Japanese Meets Alaskan

Cusack’s lifelong love for ramen (or “obsession,” according to her) eventually infected McNeil as well, but the options in Anchorage were limited. “We just wanted to eat good ramen, and we felt this irrational compulsion to feed it to the people of Anchorage,” she says.

Whisky & Ramen
BB Queen: Toki whisky, passion fruit, pomegranate, L’apertivo Nonino, all topped with a citrus smoke bubble. | Photo by Connor David Photography

Cusack moved to Japan to study under multiple ramen chefs. The restaurant had a noodle machine shipped over and now makes their noodles in-house daily, under the helm of Chef Michael Dodge. The rest of the izakaya-style menu gets creative with offerings like steam buns filled with whisky-miso crisped pulled pork.

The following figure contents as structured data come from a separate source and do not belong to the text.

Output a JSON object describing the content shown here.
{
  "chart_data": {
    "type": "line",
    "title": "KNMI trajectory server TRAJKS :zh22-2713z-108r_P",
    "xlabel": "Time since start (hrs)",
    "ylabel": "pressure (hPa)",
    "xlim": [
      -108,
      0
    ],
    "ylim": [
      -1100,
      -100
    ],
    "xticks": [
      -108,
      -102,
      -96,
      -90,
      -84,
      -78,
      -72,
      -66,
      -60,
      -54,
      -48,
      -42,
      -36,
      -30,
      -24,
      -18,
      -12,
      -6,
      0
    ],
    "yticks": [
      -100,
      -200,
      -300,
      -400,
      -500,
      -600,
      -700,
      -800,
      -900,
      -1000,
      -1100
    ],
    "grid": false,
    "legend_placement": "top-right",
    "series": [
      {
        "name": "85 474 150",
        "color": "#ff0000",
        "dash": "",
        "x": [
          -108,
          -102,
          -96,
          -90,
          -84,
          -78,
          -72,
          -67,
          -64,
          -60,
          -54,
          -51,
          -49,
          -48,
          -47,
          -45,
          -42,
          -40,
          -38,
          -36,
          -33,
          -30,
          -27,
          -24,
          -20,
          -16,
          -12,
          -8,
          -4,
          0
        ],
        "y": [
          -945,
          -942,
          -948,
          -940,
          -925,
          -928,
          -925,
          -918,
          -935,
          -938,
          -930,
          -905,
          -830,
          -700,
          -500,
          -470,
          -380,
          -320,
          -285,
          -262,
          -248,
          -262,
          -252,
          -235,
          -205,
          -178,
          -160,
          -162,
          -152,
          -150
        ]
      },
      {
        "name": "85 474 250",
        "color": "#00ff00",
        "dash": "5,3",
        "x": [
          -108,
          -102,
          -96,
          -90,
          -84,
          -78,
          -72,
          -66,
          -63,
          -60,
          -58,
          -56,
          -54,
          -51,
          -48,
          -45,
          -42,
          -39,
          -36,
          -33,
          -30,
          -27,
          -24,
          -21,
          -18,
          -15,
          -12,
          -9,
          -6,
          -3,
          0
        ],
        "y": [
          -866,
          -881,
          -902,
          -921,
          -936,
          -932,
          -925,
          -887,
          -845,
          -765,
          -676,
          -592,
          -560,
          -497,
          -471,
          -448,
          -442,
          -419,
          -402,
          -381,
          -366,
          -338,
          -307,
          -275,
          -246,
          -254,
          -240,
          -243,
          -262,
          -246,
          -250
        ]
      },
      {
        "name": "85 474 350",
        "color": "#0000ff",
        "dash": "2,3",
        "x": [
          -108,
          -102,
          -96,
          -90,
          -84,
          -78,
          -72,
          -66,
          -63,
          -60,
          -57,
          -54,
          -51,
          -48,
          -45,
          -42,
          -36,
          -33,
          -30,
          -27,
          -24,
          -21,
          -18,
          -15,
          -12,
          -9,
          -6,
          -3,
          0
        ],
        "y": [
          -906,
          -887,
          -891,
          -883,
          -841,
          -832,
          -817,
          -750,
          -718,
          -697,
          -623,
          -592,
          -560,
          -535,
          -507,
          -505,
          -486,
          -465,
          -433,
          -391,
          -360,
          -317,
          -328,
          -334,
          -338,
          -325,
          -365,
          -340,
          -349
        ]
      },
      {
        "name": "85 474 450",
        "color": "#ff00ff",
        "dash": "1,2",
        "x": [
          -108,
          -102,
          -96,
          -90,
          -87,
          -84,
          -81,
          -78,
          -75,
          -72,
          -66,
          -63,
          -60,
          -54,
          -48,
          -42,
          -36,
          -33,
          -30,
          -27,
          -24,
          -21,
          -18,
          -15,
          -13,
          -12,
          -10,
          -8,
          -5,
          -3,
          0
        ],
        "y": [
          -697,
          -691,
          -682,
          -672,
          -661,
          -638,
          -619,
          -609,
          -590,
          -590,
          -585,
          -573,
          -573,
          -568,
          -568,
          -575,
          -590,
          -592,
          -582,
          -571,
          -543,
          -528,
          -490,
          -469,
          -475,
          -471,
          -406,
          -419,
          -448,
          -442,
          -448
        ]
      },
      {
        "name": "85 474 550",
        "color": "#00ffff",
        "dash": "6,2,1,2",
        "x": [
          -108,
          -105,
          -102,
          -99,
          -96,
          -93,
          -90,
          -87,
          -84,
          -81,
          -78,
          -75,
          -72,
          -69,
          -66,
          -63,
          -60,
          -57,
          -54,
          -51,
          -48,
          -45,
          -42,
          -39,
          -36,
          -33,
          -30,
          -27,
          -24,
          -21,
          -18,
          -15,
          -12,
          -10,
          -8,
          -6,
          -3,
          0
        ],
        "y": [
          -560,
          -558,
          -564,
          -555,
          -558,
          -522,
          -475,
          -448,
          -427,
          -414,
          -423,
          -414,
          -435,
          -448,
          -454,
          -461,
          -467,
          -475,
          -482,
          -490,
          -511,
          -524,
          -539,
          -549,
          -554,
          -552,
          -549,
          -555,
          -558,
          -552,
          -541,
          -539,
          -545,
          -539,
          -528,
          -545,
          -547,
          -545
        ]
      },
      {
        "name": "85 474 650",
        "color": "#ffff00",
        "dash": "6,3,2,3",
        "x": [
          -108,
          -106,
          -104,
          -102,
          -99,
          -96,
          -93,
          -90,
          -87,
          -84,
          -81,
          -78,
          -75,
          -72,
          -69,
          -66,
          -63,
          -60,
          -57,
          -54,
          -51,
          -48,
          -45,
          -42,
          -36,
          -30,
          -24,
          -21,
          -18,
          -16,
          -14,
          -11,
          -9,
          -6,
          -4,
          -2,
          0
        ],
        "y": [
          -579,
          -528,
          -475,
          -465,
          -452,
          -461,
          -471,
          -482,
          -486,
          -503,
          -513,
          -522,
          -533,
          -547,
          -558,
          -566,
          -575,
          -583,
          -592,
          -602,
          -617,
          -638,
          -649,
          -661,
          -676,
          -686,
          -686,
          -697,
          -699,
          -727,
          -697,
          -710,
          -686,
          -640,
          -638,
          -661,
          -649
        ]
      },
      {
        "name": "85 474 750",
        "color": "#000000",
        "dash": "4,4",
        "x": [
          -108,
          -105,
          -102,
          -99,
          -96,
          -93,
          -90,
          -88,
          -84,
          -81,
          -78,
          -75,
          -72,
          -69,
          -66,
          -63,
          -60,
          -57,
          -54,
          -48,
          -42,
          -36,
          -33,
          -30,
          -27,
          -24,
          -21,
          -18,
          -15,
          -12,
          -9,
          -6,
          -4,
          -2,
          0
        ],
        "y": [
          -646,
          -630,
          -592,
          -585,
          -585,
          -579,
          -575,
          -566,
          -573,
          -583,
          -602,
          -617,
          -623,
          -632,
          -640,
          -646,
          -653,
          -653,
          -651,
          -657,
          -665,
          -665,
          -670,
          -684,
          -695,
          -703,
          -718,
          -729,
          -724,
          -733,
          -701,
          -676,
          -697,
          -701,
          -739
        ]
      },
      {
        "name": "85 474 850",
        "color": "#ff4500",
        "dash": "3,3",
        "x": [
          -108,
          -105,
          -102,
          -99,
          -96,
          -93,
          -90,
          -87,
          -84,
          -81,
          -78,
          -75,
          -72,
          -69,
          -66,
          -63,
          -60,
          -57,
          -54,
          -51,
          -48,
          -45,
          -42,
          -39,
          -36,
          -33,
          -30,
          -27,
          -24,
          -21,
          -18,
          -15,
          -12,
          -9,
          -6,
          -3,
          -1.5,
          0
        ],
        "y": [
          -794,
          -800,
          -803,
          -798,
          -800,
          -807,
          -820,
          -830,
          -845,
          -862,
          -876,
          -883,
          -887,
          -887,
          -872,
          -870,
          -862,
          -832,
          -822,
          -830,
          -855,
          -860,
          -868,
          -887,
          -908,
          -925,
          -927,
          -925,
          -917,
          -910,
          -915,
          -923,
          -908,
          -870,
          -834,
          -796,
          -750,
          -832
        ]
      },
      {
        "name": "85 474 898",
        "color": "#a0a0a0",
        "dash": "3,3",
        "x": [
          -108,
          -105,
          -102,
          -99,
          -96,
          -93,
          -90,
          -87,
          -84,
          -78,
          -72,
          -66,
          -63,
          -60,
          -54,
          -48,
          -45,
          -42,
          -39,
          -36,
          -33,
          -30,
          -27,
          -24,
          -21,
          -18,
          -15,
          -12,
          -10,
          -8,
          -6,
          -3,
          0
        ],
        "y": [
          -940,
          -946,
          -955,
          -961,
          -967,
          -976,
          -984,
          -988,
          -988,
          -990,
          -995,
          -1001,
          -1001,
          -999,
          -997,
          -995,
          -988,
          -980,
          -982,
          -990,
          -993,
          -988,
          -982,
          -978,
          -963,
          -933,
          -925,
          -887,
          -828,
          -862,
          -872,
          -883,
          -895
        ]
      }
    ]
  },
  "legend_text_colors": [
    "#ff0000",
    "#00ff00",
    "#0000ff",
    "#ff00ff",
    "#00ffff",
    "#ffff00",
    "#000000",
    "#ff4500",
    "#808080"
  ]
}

And while the drinks menu most certainly complements the fare, the selection easily stands on its own, anchored by a solid whisky selection. “Our collection concept is to be as expansive as we can with Japanese whisky, feature all whisky produced in Alaska, and be extremely curated with all of our other expressions,” Cusack explains. The list currently hovers around 250 expressions.

Created by bar director and lead bartender Cory Leicester, the cocktail program aims for a well-honed selection of creative originals that pull in Japanese ingredients or techniques married with local ingredients (like wild blueberries). The result is cocktails like the Flowers of Edo (sesame-washed rye, honey-ginger syrup, orange bitters, smoked ume oolong tea) and the Stroll Down Takeshita (tequila, sakura-infused Calpico, sakura-sencha tea, elderflower).

“While we take the execution seriously, the cocktails are generally playful, with fun presentations for the bartenders and the guests,” says Cusack. It’s an attitude reflected in the space as a whole. “There’s no room for pretension in Alaska, and we’re having none of it,” Cusack notes. “People can roll in from the bush or a day of fishing wearing muddy XtraTufs or come in dressed up for a special occasion. We’re pouring PBR and Yamazaki 25.”